AI has been all the rage lately, and for good reason. AI promises to solve problems for us. What kinds of problems? Well…all of them, hopefully! If we can make AI that is as smart and capable as us, it must by definition be capable of solving at least all the problems we could solve ourselves, and probably many more.
But just because a system can solve a problem does not mean it will.
The world’s governments could solve climate change and world peace, but will they? It’s kind of strange, isn’t it? We’ve built institutions that are powerful enough to solve global crises like these but they…won’t do it? But we built them! Why won’t they do what we want? And what does this tell us about AI?
Being Good
What does it mean to “be good”? Nevermind the philosophical hairsplitting, just intuitively, there is a sense of how there are some kind of things we want in the world that are “good”. Peace, happiness, freedom, prosperity, whatever. And we can think of anyone, or anything, that is acting to bring our world closer to those ideals to be “good”1.
But as you can surely tell just from thinking about this for 15 seconds…it’s really, really not that simple!
How many times historically have we learned the lesson that taking even a well meaning, but naive, conception of what is “good” and applying it forcefully is usually not a good idea? There are so many edge cases!2 How many disagreements do even completely sane and reasonable people3 have about what is truly “good”?
Well darn, this seems tricky.
So the first thing for us to notice is that, even under ideal circumstances, choosing what to do to “be good” is really hard4, because it involves all kinds of sticky questions about morality, emotions, compromises, etc.5
Being Good at Something
Now there is also another meaning of the phrase “to be good”, which is to be good at some specific skill. “To be good at basketball” or “to be good at programming” or “to be good at making money” or whatever.
Immediately, it feels like this is so much easier than what we were talking about before. What does it even mean to “be good”? But being good at basketball? That’s something we can understand, measure and improve!
And AI loves things that you can understand, measure and improve.
You’ll see again and again news articles breathlessly talking about what new game, or benchmark or task AI has aced, getting higher and higher scores, learning new skills, etc. This is exactly what we build AI to do, and it’s easy, fun and profitable! If you’re a company and want to buy AI, you’re buying it because it has some kind of useful skill you want to exploit, why else would you buy it?6
So by default, basically all types of progress we make on AI is making it better at doing some kind of thing, things that ideally are measurable and improvable! Whether that’s points in a game, money in a bank account or whatever.
Being Good is a Handicap
So when we put these two observations together, we notice an unfortunate situation: Making our AI better and more powerful at all kinds of skills is easy, but getting it to be good, to do what we want, is way harder! How do you easily measure “being good”? What would that even mean? Can you write that down in math, please?
And it’s even worse than that! Being good directly goes against being good at most things! It’s much easier to make money if you’re willing to lie and cheat.
Goodness is a constraint on our AI’s skills, it’s making it handicap itself to act more like we like. But this means that any advances we make on making the AI more powerful will almost certainly also make it better at doing things that are not good, such as lying or hiding its true intentions from us!7
AI, by default, will not have human emotions like us, why would it? It won’t feel bad about lying or breaking rules, it won’t feel bad about going behind your back. If that makes it win, that’s what it does, that’s what we built it to do!
Being Good is Hard
So where does this leave us? It’s like we have a tug of war pulling us in two directions.

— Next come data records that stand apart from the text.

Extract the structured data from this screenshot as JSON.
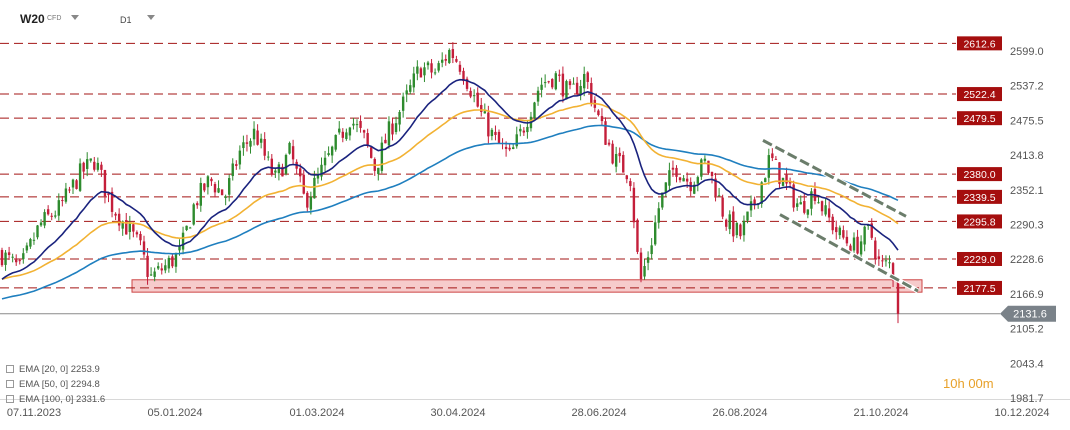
{
  "header": {
    "symbol": "W20",
    "symbol_type": "CFD",
    "interval": "D1"
  },
  "timer": {
    "hours": "10",
    "h_unit": "h",
    "minutes": "00",
    "m_unit": "m"
  },
  "legend": [
    {
      "label": "EMA [20, 0]",
      "value": "2253.9"
    },
    {
      "label": "EMA [50, 0]",
      "value": "2294.8"
    },
    {
      "label": "EMA [100, 0]",
      "value": "2331.6"
    }
  ],
  "colors": {
    "candle_up": "#2e8b2e",
    "candle_down": "#c41e3a",
    "ema20": "#1a237e",
    "ema50": "#f2b233",
    "ema100": "#1f7fbf",
    "level_line": "#a31515",
    "level_label_bg": "#a50e0e",
    "zone_fill": "#f6c6c6",
    "zone_stroke": "#c83030",
    "channel": "#6b7d6b",
    "price_tag": "#7a8289"
  },
  "chart_data": {
    "type": "candlestick",
    "instrument": "W20",
    "timeframe": "D1",
    "y_axis_ticks": [
      2599.0,
      2537.2,
      2475.5,
      2413.8,
      2352.1,
      2290.3,
      2228.6,
      2166.9,
      2105.2,
      2043.4,
      1981.7
    ],
    "ylim": [
      1970,
      2640
    ],
    "x_axis_ticks": [
      "07.11.2023",
      "05.01.2024",
      "01.03.2024",
      "30.04.2024",
      "28.06.2024",
      "26.08.2024",
      "21.10.2024",
      "10.12.2024"
    ],
    "horizontal_levels": [
      2612.6,
      2522.4,
      2479.5,
      2380.0,
      2339.5,
      2295.8,
      2229.0,
      2177.5
    ],
    "last_price": 2131.6,
    "support_zone": [
      2170,
      2192
    ],
    "downtrend_channel": {
      "upper": [
        2440,
        2305
      ],
      "lower": [
        2308,
        2172
      ]
    },
    "ema_series": [
      {
        "name": "EMA [20, 0]",
        "last": 2253.9
      },
      {
        "name": "EMA [50, 0]",
        "last": 2294.8
      },
      {
        "name": "EMA [100, 0]",
        "last": 2331.6
      }
    ],
    "close_path": [
      [
        0,
        2240
      ],
      [
        20,
        2210
      ],
      [
        40,
        2290
      ],
      [
        60,
        2320
      ],
      [
        80,
        2380
      ],
      [
        95,
        2405
      ],
      [
        110,
        2330
      ],
      [
        125,
        2290
      ],
      [
        140,
        2250
      ],
      [
        150,
        2195
      ],
      [
        165,
        2215
      ],
      [
        180,
        2240
      ],
      [
        195,
        2330
      ],
      [
        210,
        2370
      ],
      [
        225,
        2340
      ],
      [
        240,
        2420
      ],
      [
        255,
        2455
      ],
      [
        265,
        2410
      ],
      [
        275,
        2370
      ],
      [
        290,
        2420
      ],
      [
        305,
        2330
      ],
      [
        320,
        2380
      ],
      [
        335,
        2430
      ],
      [
        350,
        2480
      ],
      [
        365,
        2440
      ],
      [
        375,
        2390
      ],
      [
        390,
        2460
      ],
      [
        405,
        2510
      ],
      [
        420,
        2570
      ],
      [
        435,
        2560
      ],
      [
        450,
        2600
      ],
      [
        460,
        2575
      ],
      [
        470,
        2535
      ],
      [
        480,
        2490
      ],
      [
        495,
        2440
      ],
      [
        510,
        2410
      ],
      [
        525,
        2470
      ],
      [
        540,
        2540
      ],
      [
        555,
        2555
      ],
      [
        570,
        2520
      ],
      [
        585,
        2555
      ],
      [
        600,
        2470
      ],
      [
        615,
        2405
      ],
      [
        630,
        2380
      ],
      [
        640,
        2185
      ],
      [
        650,
        2250
      ],
      [
        660,
        2330
      ],
      [
        675,
        2395
      ],
      [
        690,
        2365
      ],
      [
        705,
        2400
      ],
      [
        715,
        2360
      ],
      [
        725,
        2300
      ],
      [
        740,
        2270
      ],
      [
        755,
        2330
      ],
      [
        770,
        2410
      ],
      [
        785,
        2360
      ],
      [
        800,
        2320
      ],
      [
        815,
        2350
      ],
      [
        825,
        2310
      ],
      [
        840,
        2270
      ],
      [
        855,
        2250
      ],
      [
        870,
        2280
      ],
      [
        880,
        2215
      ],
      [
        890,
        2220
      ],
      [
        896,
        2185
      ],
      [
        898,
        2131.6
      ]
    ]
  }
}
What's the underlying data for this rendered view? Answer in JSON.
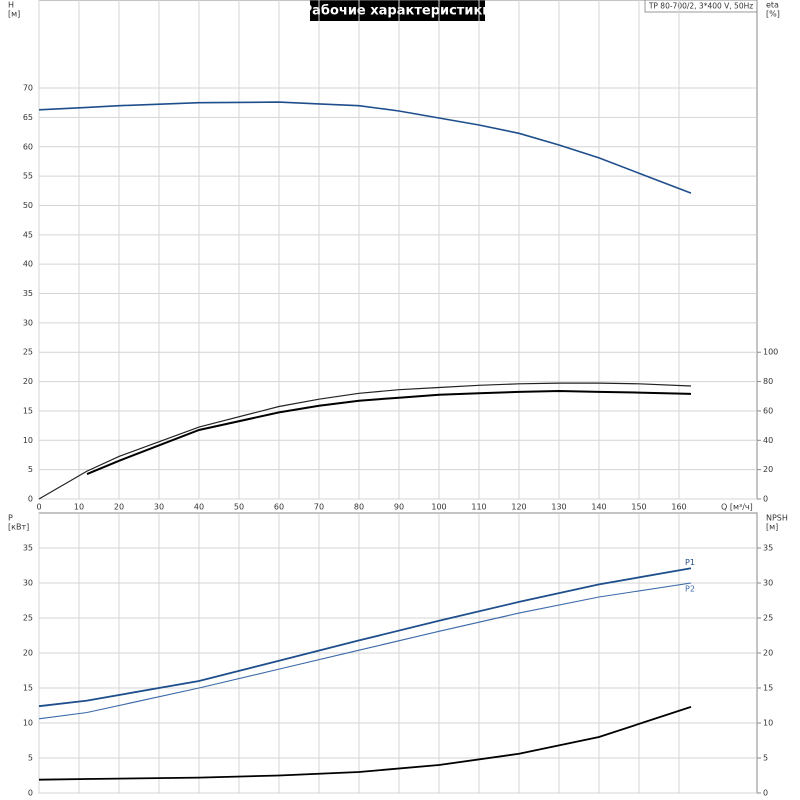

In the one direction we want to pull towards AI systems that “are good” and do what we think is good. On the other, we have all the work to make our AIs smarter, more general, better at winning and making money.
The former is handicapped by being so, so much harder and complicated, while the latter is simple, tractable, and each improvement makes you a ton of money, so it also has 100000x the funding compared to being good.8
The danger from AI does not come from some kind of “evil property” that must be “removed” from the AI. It comes from competence, competition and the inherit complexities of what we really want.
Or at least trying to be.
Honestly, it sometimes feels like it’s more edges than not.
Insofar as those exist.
It’s not even clear there are universally correct answers at all!
This doesn’t mean there are never pretty unambiguous ways to be more or less Good, or that there aren’t often improvements on the margin, but in general this is just a really, really sticky problem.
“Investor relations fraud” is the obvious other answer.
Or worse, creating whatever the fuck is on YouTube Kids. Someone needs to go to prison for that shit for real.
You tell me if that sounds like a recipe for a good outcome.
This is good
I really like seeing more conversation about this kind of misalignment. Good vs good at is one kind, actually true vs plausible/engaging is another dimension where tradeoffs are being made that are not in the direction of improving the world.